The client receives the response body, observed client hash, and ECDSA signature. The client compares the observed client hash to its stored request hash. If there is a mismatch, then either the request or response have been tampered with and the response is rejected.

The client concatenates the request hash to the response body, and verifies the signature using its public key. If verification fails, then either the request or response have been tampered with and the response is rejected.

HTTP Implementation

The request body is a POST body. The key ID and nonce, are transmitted in a query parameter appended to the requested URL, using the format &cup2key=%d:%u where the first parameter is the key ID, the second is the freshness nonce.

For debugging purposes, the request hash is sent to the server using a query parameter appended to the requested URL, using the format &cup2hreq=%s where %s is the lowercase hexadecimal value of the hash (in big-endian format).

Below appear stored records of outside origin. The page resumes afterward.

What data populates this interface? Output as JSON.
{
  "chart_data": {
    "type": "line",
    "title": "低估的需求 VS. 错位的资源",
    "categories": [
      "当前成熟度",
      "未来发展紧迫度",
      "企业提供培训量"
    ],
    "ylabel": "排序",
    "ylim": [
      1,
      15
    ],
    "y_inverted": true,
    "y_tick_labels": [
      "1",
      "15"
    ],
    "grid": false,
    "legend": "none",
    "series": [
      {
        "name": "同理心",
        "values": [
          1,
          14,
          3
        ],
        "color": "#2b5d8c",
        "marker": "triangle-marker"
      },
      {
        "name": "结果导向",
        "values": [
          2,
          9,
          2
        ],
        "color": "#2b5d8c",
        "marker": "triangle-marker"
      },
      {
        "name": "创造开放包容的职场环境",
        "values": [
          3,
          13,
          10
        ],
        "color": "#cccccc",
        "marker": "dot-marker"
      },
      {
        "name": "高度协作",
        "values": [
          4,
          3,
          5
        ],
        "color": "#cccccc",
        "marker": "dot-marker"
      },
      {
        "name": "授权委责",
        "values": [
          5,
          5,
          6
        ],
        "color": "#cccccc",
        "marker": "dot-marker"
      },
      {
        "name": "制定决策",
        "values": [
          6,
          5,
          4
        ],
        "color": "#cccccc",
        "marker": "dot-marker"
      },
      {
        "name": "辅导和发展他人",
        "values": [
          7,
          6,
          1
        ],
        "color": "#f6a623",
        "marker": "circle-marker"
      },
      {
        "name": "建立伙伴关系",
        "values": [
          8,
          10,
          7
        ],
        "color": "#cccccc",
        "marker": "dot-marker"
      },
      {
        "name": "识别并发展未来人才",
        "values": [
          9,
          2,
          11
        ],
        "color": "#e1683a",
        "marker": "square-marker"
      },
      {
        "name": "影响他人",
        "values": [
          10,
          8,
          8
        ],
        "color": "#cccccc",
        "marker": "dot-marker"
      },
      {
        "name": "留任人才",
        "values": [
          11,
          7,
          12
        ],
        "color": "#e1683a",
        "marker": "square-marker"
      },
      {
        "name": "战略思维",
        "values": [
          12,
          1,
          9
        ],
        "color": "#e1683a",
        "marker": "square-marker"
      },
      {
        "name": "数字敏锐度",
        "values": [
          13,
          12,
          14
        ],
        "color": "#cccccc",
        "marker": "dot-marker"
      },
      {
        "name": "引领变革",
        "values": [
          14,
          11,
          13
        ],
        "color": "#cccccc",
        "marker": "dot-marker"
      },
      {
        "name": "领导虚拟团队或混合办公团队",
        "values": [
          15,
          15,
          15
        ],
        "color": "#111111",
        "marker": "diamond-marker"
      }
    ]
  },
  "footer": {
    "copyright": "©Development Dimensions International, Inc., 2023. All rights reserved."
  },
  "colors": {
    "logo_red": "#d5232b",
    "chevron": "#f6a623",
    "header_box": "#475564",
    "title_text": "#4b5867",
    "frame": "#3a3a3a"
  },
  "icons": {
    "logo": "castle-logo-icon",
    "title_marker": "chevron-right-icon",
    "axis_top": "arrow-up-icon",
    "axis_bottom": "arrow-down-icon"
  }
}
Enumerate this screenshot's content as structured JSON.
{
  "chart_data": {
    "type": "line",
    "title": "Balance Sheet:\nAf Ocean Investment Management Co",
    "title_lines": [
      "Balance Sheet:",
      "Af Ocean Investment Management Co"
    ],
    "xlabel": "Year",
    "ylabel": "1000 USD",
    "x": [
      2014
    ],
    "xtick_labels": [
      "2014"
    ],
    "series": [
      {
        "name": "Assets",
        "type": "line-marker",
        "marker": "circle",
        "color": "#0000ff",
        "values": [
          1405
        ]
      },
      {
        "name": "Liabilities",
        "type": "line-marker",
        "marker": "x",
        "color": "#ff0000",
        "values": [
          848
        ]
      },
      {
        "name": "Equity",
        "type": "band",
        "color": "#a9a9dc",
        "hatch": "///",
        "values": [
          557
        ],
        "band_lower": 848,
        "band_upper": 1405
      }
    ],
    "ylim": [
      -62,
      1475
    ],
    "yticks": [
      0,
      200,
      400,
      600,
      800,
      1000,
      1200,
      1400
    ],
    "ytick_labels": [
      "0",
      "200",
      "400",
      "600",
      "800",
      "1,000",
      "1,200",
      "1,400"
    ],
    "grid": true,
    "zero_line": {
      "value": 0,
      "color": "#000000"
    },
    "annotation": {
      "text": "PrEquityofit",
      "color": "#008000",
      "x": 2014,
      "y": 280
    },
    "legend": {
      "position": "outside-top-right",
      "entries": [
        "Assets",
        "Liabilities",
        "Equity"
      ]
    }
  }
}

The server returns the ECDSA signature and the request hash it computed in at least one of three forms:

  1. The X-Cup-Server-Proof HTTP header, with the value in the format signature:hash.
  2. The ETag HTTP header, with the value in the format of W/"signature:hash".
  3. The ETag HTTP header, with the value in the format of signature:hash.

If multiple forms are present in the response, clients should prefer form 1, falling back to form 2 only if form 1 is not present, and falling back to form 3 only if form 1 and 2 are not present.

In practice, multiple forms allow the communication to navigate different types of proxies that mutate request headers.

In all forms, signature is a DER-encoded ASN.1 sequence of “R” and “S”, rendered in lowercase hexadecimal representation.

In all forms, hash is a 256-bit value rendered in lowercase hexadecimal representation (big-endian).

K-Repetition

A grave danger in any system involving ECDSA is the danger of K repetition.

Computing an ECDSA signature starts with selecting a random 256-bit integer, called K. The combination of K and the public key are used to produce the first half of the signature, called R; the values of R, K, the private key, and the message digest are used to compute the other half of the signature, called S.

Because of this process, if the same value of K is chosen for two signatures, both signatures will have the same value for R. If a malicious user can acquire two messages that have different bodies but identical R values, a straightforward computation yields the server's private key.

Assuming that a good PRNG is used, and properly seeded, the probability of a collision is small even across a large number of signatures. However, regular key rotation is still recommended:

  1. Key material may be disclosed due to server compromise, and organizations should be prepared to remediate by performing a key rotation. Regularly exercising a key rotation process is important preparation.
  2. PRNGs are not always perfectly secure or properly seeded.

See Also

Previous documents describing CUP can be found at:

Chromium's implementation of CUP can be found in components/client_update_protocol.